In response to the arguments of morality, she said, it shouldn’t come into play when comparing people who are choosing to use illicit drugs compared to legal ones – when there can be no fine line drawn between them, all having the ability to be abused in some way. 

She brought up those who argue for prohibition again and said that they “really need to reflect on the fact that they have never been criminalised for the use of those substances.”  

In a perfect world, do you think people use drugs? 

Chloe turned this question around and answered, “In a perfect world, people wouldn’t be addicted to substances, they wouldn’t abuse substances, but that doesn’t necessarily mean that they wouldn’t use them.”  

“What you find in the chronology of mankind, is that we have always used different substances to alter our state of mind. I think that most people would find it really hard to say that in a perfect world, we wouldn’t have alcohol and effectively you have a situation where we could argue whether there is anybody on Earth that has a healthy relationship with alcohol,” she said. 
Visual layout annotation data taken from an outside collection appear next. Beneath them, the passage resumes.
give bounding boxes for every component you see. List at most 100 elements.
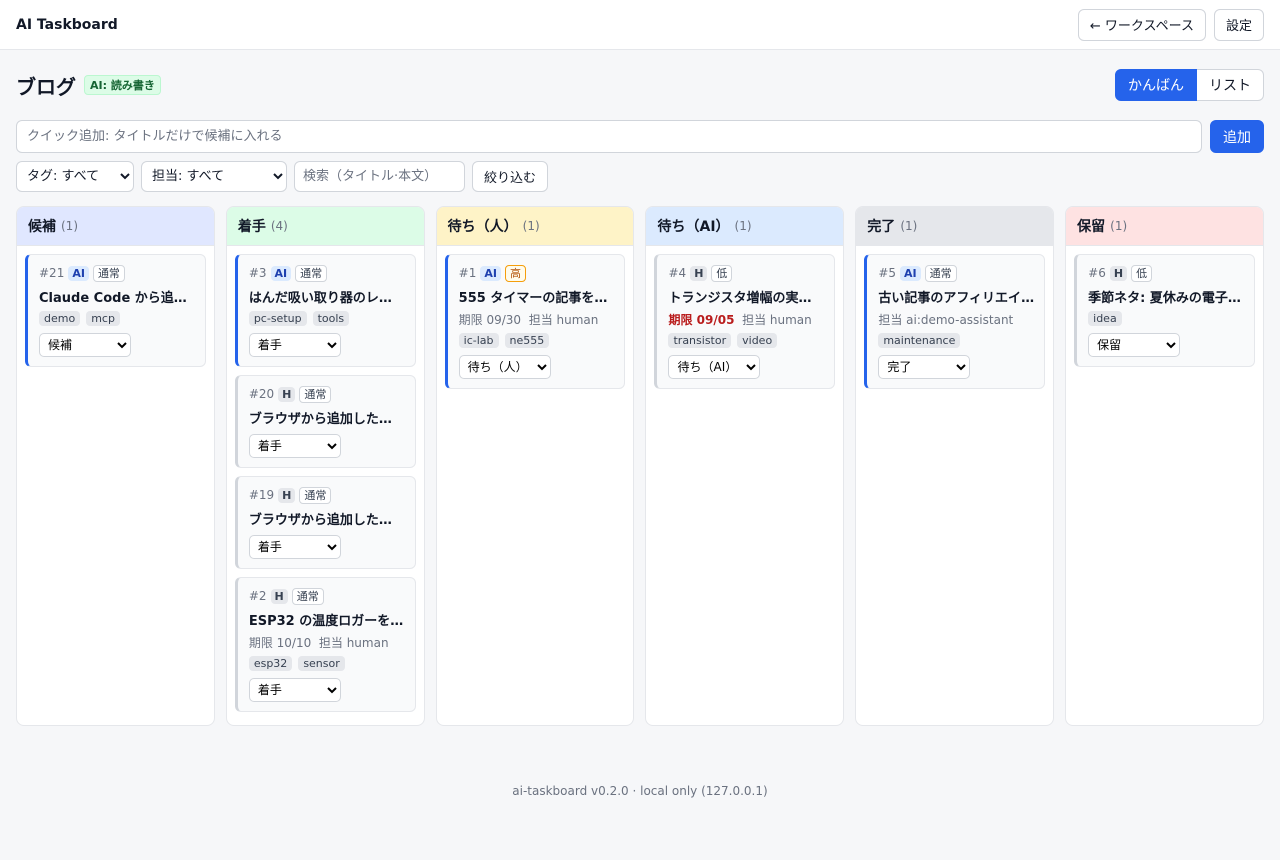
card-id: #5 [878, 266, 897, 280]
title-left: ブログ AI: 読み書き [16, 71, 161, 100]
ai-permission-badge: AI: 読み書き [84, 75, 161, 95]
workspace-button[interactable]: ← ワークスペース [1077, 8, 1206, 41]
card-title[interactable]: 季節ネタ: 夏休みの電子… [1088, 287, 1244, 306]
card-title[interactable]: ブラウザから追加した候補 … [249, 509, 405, 528]
tag-list: pc-setup tools [248, 311, 405, 326]
owner-badge: H [1109, 265, 1128, 281]
tag[interactable]: tools [312, 311, 350, 326]
tag-list: demo mcp [39, 311, 195, 326]
priority-badge: 通常 [299, 486, 332, 504]
kanban-column: 保留 (1) #6 H 低季節ネタ: 夏休みの電子… idea 保留 [1065, 206, 1264, 726]
owner-badge: AI [480, 265, 501, 281]
card-meta: #2 H 通常 [249, 587, 405, 605]
task-card[interactable]: #19H通常ブラウザから追加した候補 … 着手 [234, 476, 416, 569]
column-header: 保留 (1) [1066, 207, 1263, 246]
column-title: 待ち（人） [447, 219, 518, 235]
tag-filter-select[interactable]: タグ: すべて [16, 161, 134, 192]
task-card[interactable]: #3 AI 通常はんだ吸い取り器のレビュ… pc-setup tools 着手 [234, 254, 416, 367]
priority-badge: 通常 [295, 264, 328, 282]
settings-button[interactable]: 設定 [1213, 8, 1264, 41]
card-meta: #1 AI 高 [459, 264, 615, 282]
owner-badge: H [278, 487, 296, 503]
task-card[interactable]: #2 H 通常 ESP32 の温度ロガーを 1 … 期限 10/10 担当 human e… [234, 577, 416, 712]
tag[interactable]: sensor [298, 656, 345, 671]
tag[interactable]: demo [39, 311, 81, 326]
task-card[interactable]: #4 H 低トランジスタ増幅の実験を… 期限 09/05 担当 human transi… [654, 254, 836, 389]
card-id: #2 [248, 589, 267, 603]
tag[interactable]: maintenance [878, 333, 961, 348]
tag[interactable]: esp32 [248, 656, 293, 671]
card-title[interactable]: トランジスタ増幅の実験を… [668, 287, 824, 306]
card-info: 担当 ai:demo-assistant [878, 311, 1034, 328]
filter-row: タグ: すべて 担当: すべて 絞り込む [16, 161, 1264, 192]
kanban-column: 待ち（人） (1) #1AI高 555 タイマーの記事を書く… 期限 09/30 担当 … [435, 206, 635, 726]
tag[interactable]: pc-setup [248, 311, 307, 326]
status-select[interactable]: 待ち（AI） [668, 355, 761, 379]
status-select[interactable]: 候補 [39, 333, 131, 357]
task-card[interactable]: #5AI通常古い記事のアフィリエイトリ… 担当 ai:demo-assistant… [864, 254, 1046, 389]
card-info: 期限 10/10 担当 human [249, 634, 405, 651]
tag[interactable]: idea [1088, 311, 1122, 326]
card-id: #3 [248, 266, 267, 280]
task-card[interactable]: #1AI高 555 タイマーの記事を書く… 期限 09/30 担当 human ic-… [444, 254, 626, 389]
card-title[interactable]: 555 タイマーの記事を書く… [459, 287, 615, 306]
card-meta: #20 H 通常 [249, 385, 405, 403]
tag-list: transistor video [668, 333, 824, 348]
card-title[interactable]: Claude Code から追加: … [39, 287, 195, 306]
quick-add-row: 追加 [16, 120, 1264, 153]
column-header: 完了 (1) [856, 207, 1054, 246]
task-card[interactable]: #6 H 低季節ネタ: 夏休みの電子… idea 保留 [1074, 254, 1255, 367]
card-id: #20 [248, 387, 275, 401]
status-select[interactable]: 保留 [1088, 333, 1181, 357]
info-spacer [311, 636, 319, 650]
owner-badge: H [270, 588, 288, 604]
kanban-column: 着手 (4) #3 AI 通常 はんだ吸い取り器のレビュ… pc-setup tools 着手 #… [225, 206, 425, 726]
column-body: #1AI高 555 タイマーの記事を書く… 期限 09/30 担当 human ic-… [437, 246, 634, 397]
card-title[interactable]: 古い記事のアフィリエイトリ… [878, 287, 1034, 306]
column-body: #6 H 低季節ネタ: 夏休みの電子… idea 保留 [1066, 246, 1263, 375]
status-select[interactable]: 完了 [878, 355, 971, 379]
tag[interactable]: ne555 [504, 333, 550, 348]
status-select[interactable]: 待ち（人） [458, 355, 551, 379]
task-card[interactable]: #20 H 通常 ブラウザから追加した候補… 着手 [234, 375, 416, 468]
kanban-column: 待ち（AI） (1) #4 H 低トランジスタ増幅の実験を… 期限 09/05 担当 hu… [645, 206, 845, 726]
status-select[interactable]: 着手 [248, 678, 341, 702]
status-select[interactable]: 着手 [248, 434, 341, 458]
tag[interactable]: video [737, 333, 778, 348]
tag[interactable]: mcp [86, 311, 120, 326]
card-title[interactable]: ブラウザから追加した候補… [249, 408, 405, 427]
column-title: 保留 [1077, 219, 1106, 235]
tag[interactable]: ic-lab [458, 333, 499, 348]
column-count: (1) [900, 219, 918, 233]
column-body: #21 AI 通常 Claude Code から追加: … demo mcp 候補 [17, 246, 214, 375]
status-select[interactable]: 着手 [248, 333, 341, 357]
kanban-view-button[interactable]: かんばん [1115, 69, 1197, 101]
owner-badge: H [690, 265, 708, 281]
card-id: #19 [248, 488, 275, 502]
app-title: AI Taskboard [16, 16, 118, 33]
quick-add-input[interactable] [16, 120, 1202, 153]
card-meta: #19 H 通常 [249, 486, 405, 504]
view-toggle: かんばん リスト [1115, 69, 1264, 101]
owner-badge: AI [270, 265, 292, 281]
card-id: #1 [458, 266, 477, 280]
card-id: #4 [668, 266, 687, 280]
card-title[interactable]: ESP32 の温度ロガーを 1 … [249, 610, 405, 629]
list-view-button[interactable]: リスト [1197, 69, 1264, 101]
assignee-filter-select[interactable]: 担当: すべて [141, 161, 287, 192]
column-count: (1) [61, 219, 78, 233]
apply-filter-button[interactable]: 絞り込む [472, 161, 549, 192]
tag[interactable]: transistor [668, 333, 732, 348]
card-info: 期限 09/05 担当 human [668, 311, 824, 328]
info-spacer [521, 313, 529, 327]
card-title[interactable]: はんだ吸い取り器のレビュ… [249, 287, 405, 306]
priority-badge: 通常 [291, 587, 324, 605]
owner-badge: AI [900, 265, 921, 281]
task-card[interactable]: #21 AI 通常 Claude Code から追加: … demo mcp 候補 [25, 254, 206, 367]
status-select[interactable]: 着手 [248, 535, 341, 559]
card-meta: #21 AI 通常 [39, 264, 195, 282]
add-button[interactable]: 追加 [1210, 120, 1264, 153]
column-header: 候補 (1) [17, 207, 214, 246]
search-input[interactable] [294, 161, 465, 192]
column-body: #4 H 低トランジスタ増幅の実験を… 期限 09/05 担当 human transi… [646, 246, 843, 397]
How can we as students talk to our families about the cannabis referendum? 

A useful way to first open the conversation is to start from a place of shared values. A clear value is acknowledging that cannabis can cause harm. Chloe argues that legalisation of cannabis is a way to ensure younger people have less access to cannabis because currently, drug dealers do not check ID. She also argued it’s a way to ensure that adults who are using cannabis are doing so in an informed way; legalisation is a way to educate people on the potential adverse effects of using too much and the dangers of it being laced with other substances with potency and quality controls in place.  

Chloe recommends asking your family to think about whether they have used cannabis themselves or whether they know people who have used cannabis. Then ask them whether they are comfortable with any of those people ending up with a criminal conviction and how that would have impacted them. This leads to discussion on criminalisation of users. 

Chloe pointed up arguments that will often come up when discussing the referendum: “there’s the reality that if you simply decriminalise people who use the substance, you still have massive problems with the supply side of things. And actually, arguably, if you only decriminalize, you then create a perverse incentive for continued exploitation of particularly vulnerable communities to make a quick buck from the black market.” In response to those arguments, Chloe said – to avoid the latter issues happening, you have to take control of the supply chain and you do that through regulation. “What we’re talking about here is not about whether we endorse or support a substance, we’re talking about the best way to approach that substance.” 

At the end of the day, “cannabis exists, the referendum does not invent cannabis, it simply creates control for a market that presently is the most harmful of all available realities,” she said. So make sure you express your views in the upcoming cannabis referendum.